Why Your Teen’s Friends are So Important (and Why It’s Actually Healthy)
During your child’s teen years, their friends become their lifeline. For them, their friends provide a mirror for who they’re becoming and who they want to be.
That’s why they’ll turn to their friends for opinions on which athletic shoes they should buy, whether they should cut their hair or leave it long, whether they should jump on a current TikTok trend, or even what to say to someone they’re crushing on.
These small decisions are all about feeling accepted and gaining a sense of belonging. Basically, choosing the “right” shoes, the “right” haircut, or deciding the “right” dress to wear isn’t just about image; it’s about belonging, which has proven to be one of teens’ strongest psychological needs.
Maybe I’m not alone on this, but as a Mom, there have been countless times I’ve said to my kids, “Why on earth are you letting your friends decide everything for you? Why can’t you just be yourself?” But I’ve learned that these small acts of conformity are not only normal, they’re practice. Our kids are figuring out how to get along (and fit in) in society, how to balance their own individuality, and read social cues.
It might not look like it now, but it’s all part of figuring out who they are, and that in itself is a process.
Why You Matter Far More Than You Think, Parents
That same study found that when it comes to the big stuff – teens’ values, purpose, long-term goals, etc. – parents still carry the loudest voice in their teens’ internal dialogue.
Even if your teen doesn’t ask for your opinion, they’re watching you, learning, and absorbing it through how you live your life.
The fact is, parents, they’re noticing how you handle money, how you treat people (even perfect strangers), how you manage stress, anger, and frustration, and how you talk about your work and responsibilities. They’re noticing and they’re learning. All those quiet behaviors and day-to-day examples you’re exhibiting are lessons that are shaping how your teen will make decisions later on. (If that doesn’t make you think twice… nothing will!)
So, while your teen’s friends might shape their style, YOU are shaping their substance.
The Tug-of-War Between Independence and Guidance
One of the trickiest parts about parenting teenagers is knowing when to step in and when to step back. One minute, they want your advice; the next, they don’t.

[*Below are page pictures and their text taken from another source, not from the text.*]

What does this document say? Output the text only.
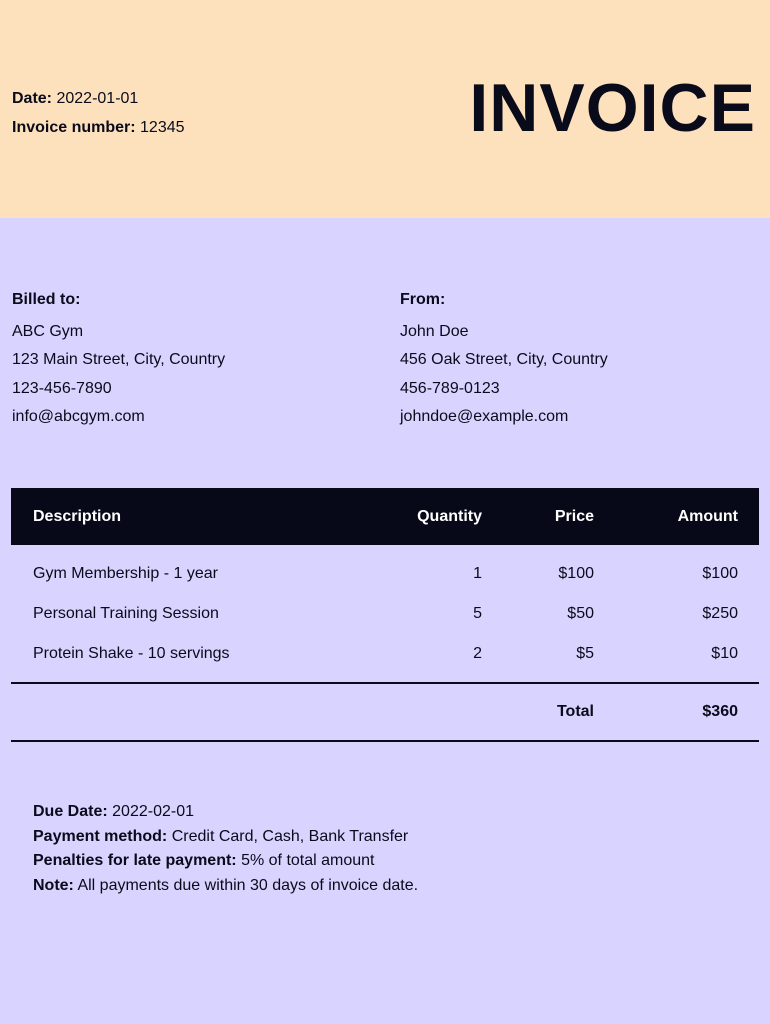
Date: 2022-01-01
Invoice number: 12345	INVOICE
Billed to:
ABC Gym
123 Main Street, City, Country
123-456-7890
info@abcgym.com
From:
John Doe
456 Oak Street, City, Country
456-789-0123
johndoe@example.com
Description	Quantity	Price	Amount
Gym Membership - 1 year	1	$100	$100
Personal Training Session	5	$50	$250
Protein Shake - 10 servings	2	$5	$10
Total	$360
Due Date: 2022-02-01
Payment method: Credit Card, Cash, Bank Transfer
Penalties for late payment: 5% of total amount
Note: All payments due within 30 days of invoice date.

They crave independence, but they still need guardrails.
And I think nearly every parent would agree that stepping back when you know your child is about to make a mistake is agonizingly difficult.
But we can’t choreograph their every move in life. We have to give them the freedom to stumble, make mistakes, and sometimes, fall flat on their face… It’s how they learn. The good news? Our influence doesn’t depend on control; it depends on connection.

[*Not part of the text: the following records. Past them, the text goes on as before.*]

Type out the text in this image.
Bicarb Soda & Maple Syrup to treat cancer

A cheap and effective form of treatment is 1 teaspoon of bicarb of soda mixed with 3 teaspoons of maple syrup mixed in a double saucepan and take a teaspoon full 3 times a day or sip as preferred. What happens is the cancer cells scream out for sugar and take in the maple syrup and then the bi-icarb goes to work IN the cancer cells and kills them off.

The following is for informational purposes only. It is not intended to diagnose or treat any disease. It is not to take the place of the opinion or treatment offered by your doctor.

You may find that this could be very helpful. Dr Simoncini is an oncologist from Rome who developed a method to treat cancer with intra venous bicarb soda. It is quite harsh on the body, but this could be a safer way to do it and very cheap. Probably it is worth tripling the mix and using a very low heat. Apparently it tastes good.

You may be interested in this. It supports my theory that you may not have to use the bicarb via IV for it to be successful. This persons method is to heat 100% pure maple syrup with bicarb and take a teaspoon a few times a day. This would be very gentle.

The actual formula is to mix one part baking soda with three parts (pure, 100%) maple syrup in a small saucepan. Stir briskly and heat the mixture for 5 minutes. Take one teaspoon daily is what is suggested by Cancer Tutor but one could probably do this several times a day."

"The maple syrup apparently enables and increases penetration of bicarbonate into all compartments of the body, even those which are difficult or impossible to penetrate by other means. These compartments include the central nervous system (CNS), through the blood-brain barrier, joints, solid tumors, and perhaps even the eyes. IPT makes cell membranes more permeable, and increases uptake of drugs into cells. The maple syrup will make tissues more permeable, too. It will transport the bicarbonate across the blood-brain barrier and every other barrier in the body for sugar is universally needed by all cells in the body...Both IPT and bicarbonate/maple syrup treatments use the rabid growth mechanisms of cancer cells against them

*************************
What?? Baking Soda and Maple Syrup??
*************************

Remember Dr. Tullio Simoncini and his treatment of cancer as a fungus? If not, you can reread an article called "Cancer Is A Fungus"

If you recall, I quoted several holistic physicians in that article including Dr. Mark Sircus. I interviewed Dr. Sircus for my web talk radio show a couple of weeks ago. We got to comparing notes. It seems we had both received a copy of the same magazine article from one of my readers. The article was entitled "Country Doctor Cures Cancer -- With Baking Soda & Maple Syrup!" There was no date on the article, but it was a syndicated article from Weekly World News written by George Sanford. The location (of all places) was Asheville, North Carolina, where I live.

The more connected we are to our kids, the greater influence we’ll have in their lives. When we really listen and keep those lines of communication wide open so they know they can come to us about anything, they’re far more likely to come back when it really matters.

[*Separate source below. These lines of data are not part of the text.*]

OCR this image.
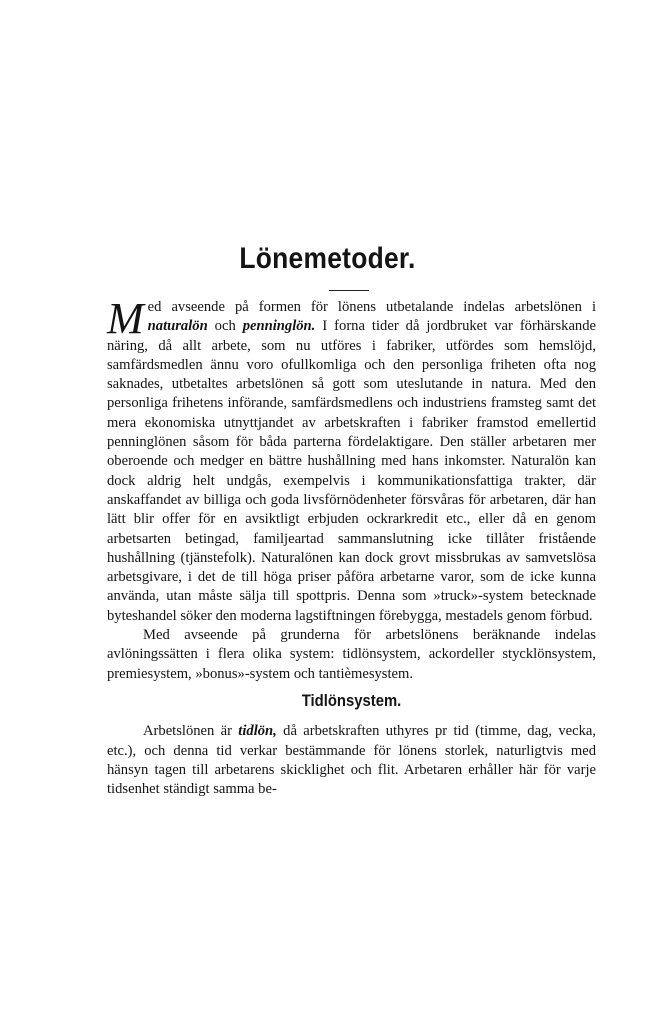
Lönemetoder.

Med avseende på formen för lönens utbetalande indelas arbetslönen i naturalön och penninglön. I forna tider då jordbruket var förhärskande näring, då allt arbete, som nu utföres i fabriker, utfördes som hemslöjd, samfärdsmedlen ännu voro ofullkomliga och den personliga friheten ofta nog saknades, utbetaltes arbetslönen så gott som uteslutande in natura. Med den personliga frihetens införande, samfärdsmedlens och industriens framsteg samt det mera ekonomiska utnyttjandet av arbetskraften i fabriker framstod emellertid penninglönen såsom för båda parterna fördelaktigare. Den ställer arbetaren mer oberoende och medger en bättre hushållning med hans inkomster. Naturalön kan dock aldrig helt undgås, exempelvis i kommunikationsfattiga trakter, där anskaffandet av billiga och goda livsförnödenheter försvåras för arbetaren, där han lätt blir offer för en avsiktligt erbjuden ockrarkredit etc., eller då en genom arbetsarten betingad, familjeartad sammanslutning icke tillåter fristående hushållning (tjänstefolk). Naturalönen kan dock grovt missbrukas av samvetslösa arbetsgivare, i det de till höga priser påföra arbetarne varor, som de icke kunna använda, utan måste sälja till spottpris. Denna som »truck»-system betecknade byteshandel söker den moderna lagstiftningen förebygga, mestadels genom förbud.

Med avseende på grunderna för arbetslönens beräknande indelas avlöningssätten i flera olika system: tidlönsystem, ackordeller stycklönsystem, premiesystem, »bonus»-system och tantièmesystem.

Tidlönsystem.

Arbetslönen är tidlön, då arbetskraften uthyres pr tid (timme, dag, vecka, etc.), och denna tid verkar bestämmande för lönens storlek, naturligtvis med hänsyn tagen till arbetarens skicklighet och flit. Arbetaren erhåller här för varje tidsenhet ständigt samma be-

What This Looks Like in Real Life
Here’s what research AND real life tell us about staying connected and influential in your teen’s world:
1. Stay Involved, Not Invasive
Ask about your teen’s world with genuine curiosity, not interrogation. “Did you have fun with your friends tonight?” works better than “Were kids vaping? Were they drinking? Did you vape or drink?” (NOTE: Yes, you should ask important questions, but firing off a barrage of questions won’t encourage your teen to open up to you.)
2. Respect Their Social World
Our teens may not always choose friends we approve of, but we have to be careful. When we belittle, dismiss, or talk poorly about their friends, we risk shutting down the conversation and the trust. We can guide, but when we aim to control, it can backfire.
3. Be the Steady They Need
Your steadiness (especially when they’re anxious or indecisive, or overwhelmed) shows your teen how to handle uncertainty. They’re borrowing your emotional cues more than you realize.
4. Avoid the Long-Winded Lectures
Share your own mistakes, turning points, and lessons learned. Your teen is more likely to listen when they feel you’re human, not perfect.
5. Remember, Modeling Beats Messaging
How you live, including your work ethic, empathy, and honesty, will always speak louder than anything you say.
6. Strive to Be Respected
Your teenager may not follow in your footsteps or even take every piece of advice you offer, but if they respect you as a person and as a parent, they’ll lean on you for guidance when the chips are down.
It’s okay if your teen wants their friends’ opinions on small things. It doesn’t mean they’re shutting you out. It means they’re learning how to think for themselves. You’ve basically moved from being the director of their life to the trusted consultant. You’re still on their team, you’re just not in the spotlight anymore.
And, that’s okay.
One day, maybe not today or maybe not even next year, they’ll look back and realize how your steady guidance shaped their choices, even the ones they thought they made alone.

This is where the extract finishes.